Step 2: Explore Your Options

There are several paths you can take to address an underwater mortgage. The best one for you depends on your goals, financial health, and long-term plans.

1. Refinancing

  • Streamline Refinance Programs: If you have an FHA, VA, or USDA loan, you may qualify for a streamline refinance. These programs often require minimal documentation and may not need an appraisal, making it easier for borrowers with little or no equity to refinance.
  • High Loan-to-Value Refinance: While the Home Affordable Refinance Program (HARP) ended, some lenders still offer options for refinancing underwater mortgages. Ask your lender about current programs designed to help homeowners in similar situations.

2. Loan Modification

  • Principal Reduction: Some lenders may agree to lower the principal balance on your loan, reducing what you owe and your monthly payments.
  • Lower Interest Rates: If possible, perhaps negotiate a lower interest rate with your lender to make monthly payments more palatable.
  • Extended Loan Terms: Lengthening the repayment period can lower your monthly payments, although it may result in higher total interest over time.

3. Short Sale

  • Sell the Property: A short sale is when your lender agrees to accept less than the amount you owe on your mortgage. This allows you to sell the home for its current market value.
  • Be Aware of Deficiency Judgments: Depending on your state, lenders may or may not be able to pursue the difference between the sale price and the loan balance.

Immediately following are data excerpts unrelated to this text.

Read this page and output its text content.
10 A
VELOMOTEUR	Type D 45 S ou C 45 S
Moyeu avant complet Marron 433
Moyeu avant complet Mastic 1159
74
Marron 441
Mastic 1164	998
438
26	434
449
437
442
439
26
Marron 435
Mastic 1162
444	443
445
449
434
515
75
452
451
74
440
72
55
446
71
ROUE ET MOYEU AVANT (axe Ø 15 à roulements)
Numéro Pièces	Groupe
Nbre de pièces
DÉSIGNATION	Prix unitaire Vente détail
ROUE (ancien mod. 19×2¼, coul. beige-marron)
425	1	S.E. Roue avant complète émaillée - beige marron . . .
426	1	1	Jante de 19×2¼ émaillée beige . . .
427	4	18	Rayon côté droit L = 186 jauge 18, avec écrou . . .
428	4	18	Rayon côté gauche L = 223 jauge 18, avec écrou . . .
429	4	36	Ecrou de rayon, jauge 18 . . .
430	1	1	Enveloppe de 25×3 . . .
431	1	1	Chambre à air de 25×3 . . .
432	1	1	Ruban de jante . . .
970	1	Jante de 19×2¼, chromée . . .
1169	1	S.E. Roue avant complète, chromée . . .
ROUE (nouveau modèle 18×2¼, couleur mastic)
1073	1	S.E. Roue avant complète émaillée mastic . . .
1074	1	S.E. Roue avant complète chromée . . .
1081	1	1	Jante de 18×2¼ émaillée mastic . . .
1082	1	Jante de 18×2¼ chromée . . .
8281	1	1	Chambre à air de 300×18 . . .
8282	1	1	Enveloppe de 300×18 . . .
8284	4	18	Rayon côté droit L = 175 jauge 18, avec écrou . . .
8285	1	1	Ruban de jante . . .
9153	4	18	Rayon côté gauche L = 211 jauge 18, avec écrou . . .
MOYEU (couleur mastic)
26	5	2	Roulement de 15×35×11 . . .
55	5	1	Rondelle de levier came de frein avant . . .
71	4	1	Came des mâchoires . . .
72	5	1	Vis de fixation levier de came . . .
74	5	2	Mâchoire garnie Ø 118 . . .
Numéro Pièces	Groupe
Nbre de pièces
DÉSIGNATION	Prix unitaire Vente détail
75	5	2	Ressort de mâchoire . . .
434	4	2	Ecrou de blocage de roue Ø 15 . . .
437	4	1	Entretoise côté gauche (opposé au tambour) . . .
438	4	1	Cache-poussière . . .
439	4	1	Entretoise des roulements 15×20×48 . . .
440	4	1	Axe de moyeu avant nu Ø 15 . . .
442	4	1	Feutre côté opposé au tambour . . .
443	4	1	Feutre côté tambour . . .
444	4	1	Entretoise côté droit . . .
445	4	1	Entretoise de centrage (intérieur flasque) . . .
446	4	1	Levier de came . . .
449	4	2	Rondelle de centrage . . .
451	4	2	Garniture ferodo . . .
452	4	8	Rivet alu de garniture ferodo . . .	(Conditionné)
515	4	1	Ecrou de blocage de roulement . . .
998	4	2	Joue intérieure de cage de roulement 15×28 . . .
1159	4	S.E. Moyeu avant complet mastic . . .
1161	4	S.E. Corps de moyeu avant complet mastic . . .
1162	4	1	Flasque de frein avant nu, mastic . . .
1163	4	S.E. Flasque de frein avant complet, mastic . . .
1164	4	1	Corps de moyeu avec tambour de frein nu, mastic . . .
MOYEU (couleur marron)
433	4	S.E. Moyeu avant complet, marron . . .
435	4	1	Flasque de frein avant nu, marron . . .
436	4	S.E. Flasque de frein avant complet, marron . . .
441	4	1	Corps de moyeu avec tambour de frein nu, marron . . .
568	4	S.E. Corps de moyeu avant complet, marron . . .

4. Deed in Lieu of Foreclosure

  • Transfer Ownership: This option involves voluntarily giving your home’s deed to the lender in exchange for forgiveness of the remaining mortgage debt. This isn’t an optimal situation either, but is typically less damaging than foreclosure.

5. Bankruptcy

  • Chapter 13 Bankruptcy: This allows you to reorganize your debts, possibly keeping your home while paying off overdue mortgage payments through a structured plan.
  • Chapter 7 Bankruptcy: This discharges your debts by liquidating your assets but usually results in losing the property.

6. Stay and Wait

If your finances allow you to continue making payments, staying in your home and waiting for the housing market to recover can be a viable long-term solution. Over time, property values may increase, reducing or eliminating your underwater status.


External Resources to Support You

  • Consumer Financial Protection Bureau (CFPB): Offers tools and guidance for managing mortgage challenges. CFPB Resources
  • Department of Housing and Urban Development (HUD): Provides access to housing counseling services and information on mortgage assistance programs. HUD Counseling
  • Making Home Affordable (MHA): While the program has ended, its website offers helpful tools for homeowners. MHA Resources

Conclusion: Take Proactive Steps Toward Stability

An underwater mortgage can be stressful, but you’re not without options. Whether refinancing, modifying your loan, selling the property, or waiting for the market to improve, there’s a pathway forward. Start by assessing your financial situation, exploring available programs, and consulting with a mortgage professional to identify the best course of action for your unique circumstances.

Remember, the key to overcoming an underwater mortgage is staying informed and proactive. With the right approach, you can regain financial stability and move toward a brighter future.